Zuckerpop & Peitsche

Katy Perry präsentierte ihren Prismatic Tourstop in der Wiener Stadthalle mit so viel Pomp und Bombast, dass unserem Fotograf Patrick Münnich und Redakteur Kevin Reiterer zeitweise der Kopf rauchte und es nicht selten zu einem fragenden "whaaat?" kam.

Das Opening des Abends besorgte Charli-„Break-The-Rules“-XCX über und es ist einiges passiert, seit ihrer letzten Wien-(Support-)Show. Da waren bunte Verstärker-Leuchtwände genauso richtig am Platz wie ein übergroßer „Sucker“-Lolly. Ms. Aitchison entwickelt sich stufenweise aber konstant vom holprig-über-die-Bühne-wackeldem-Teen zu einer recht ansehnlichen Popfigur, bei der nicht nur die Moves sitzen, sondern auch die Interaktion mit dem Publikum stimmt.

Als dann Katy Perry die Wiener Stadthalle erstmals zum aufjohlen bringt, merkt man trotzdem deutlich, wie viele Levels zwischen den beiden liegen. Keine vier Wochen ist es her, dass Perry in der Super-Bowl-Halftime-Show in Glendale ihren Erste-Liga-Popstar-Status unterstrich. Die schlechte Nachricht vorweg, die berühmt gewordenen, tanzenden Haie sind nicht mit von der Partie.

Prismatic: ON.

Umringt von futuristischen Space-Maya-Aqua-Kriegern stieg sie aus dem namensgebenden Prism – mehr Lichterketten als die überladenste X-Mas-Beleuchtung der USA glitzerten auf der Bühne. Erstes Mal Peitsche auspacken, "Roar". Wenig Zeit, schnell geht’s nach dem ersten Mal umziehen via Stargate nach Ägypten zu Cleopatra, wieder mit Peitsche und einer Horde wildgewordener Boobs’n’Bootie-Mumien. Ergibt wenig Sinn? Vielleicht. Eher nein, wenn "I Kissed A Girl" im Inneren einer Pyramide spielt. Aber da die Gitarren mittlerweile Feuer spucken, eh wurscht. Mit einem trashig-animierten Katzenvideo wird die nächste Verwandlung zu Kitty Purry eingeleitet, kurz mal bei „Catier“ shoppen, dazwischen mit Sardinen- und Tuna-Dosen tanzen und die fiese Ratte besiegen. Huch, Kopf raucht, Halbzeit.

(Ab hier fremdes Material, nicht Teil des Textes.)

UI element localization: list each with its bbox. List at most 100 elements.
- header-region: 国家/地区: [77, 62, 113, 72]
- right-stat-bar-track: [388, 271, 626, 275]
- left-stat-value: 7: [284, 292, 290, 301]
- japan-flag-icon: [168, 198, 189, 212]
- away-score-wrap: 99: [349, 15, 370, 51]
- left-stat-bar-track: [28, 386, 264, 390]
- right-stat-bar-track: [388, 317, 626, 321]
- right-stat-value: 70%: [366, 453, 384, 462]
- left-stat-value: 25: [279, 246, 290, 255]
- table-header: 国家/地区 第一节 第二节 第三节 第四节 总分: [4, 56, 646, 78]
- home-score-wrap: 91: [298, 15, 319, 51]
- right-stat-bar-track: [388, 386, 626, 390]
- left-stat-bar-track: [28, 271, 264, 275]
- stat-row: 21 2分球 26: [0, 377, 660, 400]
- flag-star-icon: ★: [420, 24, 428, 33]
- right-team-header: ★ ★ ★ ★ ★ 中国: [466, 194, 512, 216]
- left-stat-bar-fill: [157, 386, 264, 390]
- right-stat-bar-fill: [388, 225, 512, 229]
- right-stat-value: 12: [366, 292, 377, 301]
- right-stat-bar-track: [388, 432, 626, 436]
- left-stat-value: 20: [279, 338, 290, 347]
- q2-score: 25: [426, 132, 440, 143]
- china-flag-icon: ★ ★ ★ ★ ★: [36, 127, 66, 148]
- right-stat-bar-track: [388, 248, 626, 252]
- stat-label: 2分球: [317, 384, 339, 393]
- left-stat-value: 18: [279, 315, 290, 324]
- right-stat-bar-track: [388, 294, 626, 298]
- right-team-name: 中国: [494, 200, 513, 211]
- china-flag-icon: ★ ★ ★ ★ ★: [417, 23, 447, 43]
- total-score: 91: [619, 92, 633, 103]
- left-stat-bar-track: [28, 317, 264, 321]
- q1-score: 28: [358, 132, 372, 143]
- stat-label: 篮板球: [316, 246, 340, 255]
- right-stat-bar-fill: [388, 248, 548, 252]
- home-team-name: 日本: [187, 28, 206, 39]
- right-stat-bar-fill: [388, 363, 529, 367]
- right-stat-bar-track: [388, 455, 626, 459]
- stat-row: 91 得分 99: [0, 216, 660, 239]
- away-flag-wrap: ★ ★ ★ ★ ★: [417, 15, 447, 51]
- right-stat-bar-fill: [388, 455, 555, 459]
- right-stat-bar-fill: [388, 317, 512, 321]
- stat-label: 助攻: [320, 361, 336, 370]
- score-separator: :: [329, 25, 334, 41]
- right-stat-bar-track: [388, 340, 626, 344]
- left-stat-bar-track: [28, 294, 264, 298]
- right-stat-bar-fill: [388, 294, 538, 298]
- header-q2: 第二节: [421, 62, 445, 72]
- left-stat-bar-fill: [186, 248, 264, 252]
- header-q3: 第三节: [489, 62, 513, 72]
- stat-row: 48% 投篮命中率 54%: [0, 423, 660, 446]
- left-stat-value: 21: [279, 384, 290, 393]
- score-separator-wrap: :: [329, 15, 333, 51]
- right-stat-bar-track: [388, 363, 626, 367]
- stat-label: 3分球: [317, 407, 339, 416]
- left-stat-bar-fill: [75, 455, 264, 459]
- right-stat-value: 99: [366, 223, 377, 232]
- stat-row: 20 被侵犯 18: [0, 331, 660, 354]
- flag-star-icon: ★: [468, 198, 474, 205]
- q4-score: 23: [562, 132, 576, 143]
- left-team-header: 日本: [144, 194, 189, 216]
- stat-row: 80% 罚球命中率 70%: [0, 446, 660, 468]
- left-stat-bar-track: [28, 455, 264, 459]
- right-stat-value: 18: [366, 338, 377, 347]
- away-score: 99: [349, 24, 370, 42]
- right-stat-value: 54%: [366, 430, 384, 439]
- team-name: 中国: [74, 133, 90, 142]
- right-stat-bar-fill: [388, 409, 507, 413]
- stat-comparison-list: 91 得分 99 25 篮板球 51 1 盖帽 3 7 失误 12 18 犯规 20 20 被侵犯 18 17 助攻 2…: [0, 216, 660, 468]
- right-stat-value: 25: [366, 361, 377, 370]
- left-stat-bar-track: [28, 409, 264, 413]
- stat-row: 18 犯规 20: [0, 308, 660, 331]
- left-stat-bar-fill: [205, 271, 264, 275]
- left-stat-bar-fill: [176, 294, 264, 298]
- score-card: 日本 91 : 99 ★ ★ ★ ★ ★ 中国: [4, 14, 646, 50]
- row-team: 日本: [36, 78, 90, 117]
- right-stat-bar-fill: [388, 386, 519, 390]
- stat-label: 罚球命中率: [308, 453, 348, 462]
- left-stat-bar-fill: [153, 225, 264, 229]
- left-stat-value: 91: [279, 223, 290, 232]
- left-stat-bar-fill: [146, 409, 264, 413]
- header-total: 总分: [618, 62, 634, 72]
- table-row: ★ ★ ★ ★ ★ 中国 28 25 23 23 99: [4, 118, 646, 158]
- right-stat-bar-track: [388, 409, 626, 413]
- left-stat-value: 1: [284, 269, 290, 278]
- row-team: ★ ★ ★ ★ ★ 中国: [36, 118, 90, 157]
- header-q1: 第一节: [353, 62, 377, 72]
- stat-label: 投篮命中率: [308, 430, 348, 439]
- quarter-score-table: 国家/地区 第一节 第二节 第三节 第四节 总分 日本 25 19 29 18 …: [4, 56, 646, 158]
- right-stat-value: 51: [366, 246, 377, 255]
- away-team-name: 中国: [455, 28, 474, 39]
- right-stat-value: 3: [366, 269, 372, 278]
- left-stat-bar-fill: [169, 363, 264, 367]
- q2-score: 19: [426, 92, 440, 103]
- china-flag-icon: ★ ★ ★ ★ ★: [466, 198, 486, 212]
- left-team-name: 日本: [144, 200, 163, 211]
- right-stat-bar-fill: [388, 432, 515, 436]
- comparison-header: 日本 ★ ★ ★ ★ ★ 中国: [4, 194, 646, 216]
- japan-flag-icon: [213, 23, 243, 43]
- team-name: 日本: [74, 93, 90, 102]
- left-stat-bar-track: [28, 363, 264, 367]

Perry möchte nicht unerwähnt lassen „that I got now rainbow hair, bitches“, nur um nachzuschießen: „bitches means really good friends, you know“. Achja, doch einige Kinder im Publikum. Generell erinnert sie bei vielen Ansagen eher an eine mit Steroiden vollgepumpte Bootcamp-Trainerin, als an das nette Mädchen von nebenan. Passt aber auch zur Show.

Der aufblasbare Scheisshaufen-Emoji

Nach einer kurzen Verschnaufpause mit eher langatmigen Acoustic-Versionen im Blumen- und Schmetterlingsland wird die Drehzahl noch einmal deutlich hinaufgeschraubt. Die „Dance Cam“ wird eingeschalten und zeigt, nunja, tanzende Menschen. Dazu droppt der DJ einen 90ies-Dance-Megamix – „Everybody Dance Now“, „Pump Up The Jam“ und Michael Mind Project. Gib eam. Gleichzeitig fliegen der Scheisshaufen-Emoji und ein Champagner-Emoji in überdimensionaler Größe als Ballon durch die Halle, währendessen am Screen ein ganzes Video daraus gebastelt wird. Wie gut das funktioniert, wissen wir seit „Roar“. Puh, jetzt irgendwie doch zu viel Internet, Rave und Noise auf einmal.

Pop-Klapse mit Feuerwerk

Anschließend geht sie freiwillig in die Klapse, um sich in einer "Ich-hab-mich-lieb-Weste" zu einem Brostep-Tune im Schwarzlicht mit Farbe bekleckern lassen. Vielleicht merkt man hier das erste Mal, dass die Show doch schon einige Zeit um die Welt tuckert. Das Schlussdrittel bricht an, Motto: Hits Hits Hits. „Teenage Dream“ und „California Gurls“ gibt’s schließlich auch noch. Kurz noch einen Fan-Geburtstag zelebrieren. Das arme Mädl ist – verständlicherweise – in Schockstarre bei all dem Bombast. Dann der Abschluss, „ Prism Vision“, 3D-Brille aufsetzen, woah! Lasers überall! Und "Fireworks" natürlich. Indoor-Pyro war seit Rammstein nicht so beeindruckend zu erleben. Kopf brennt, Halle auch, nichts wie heim.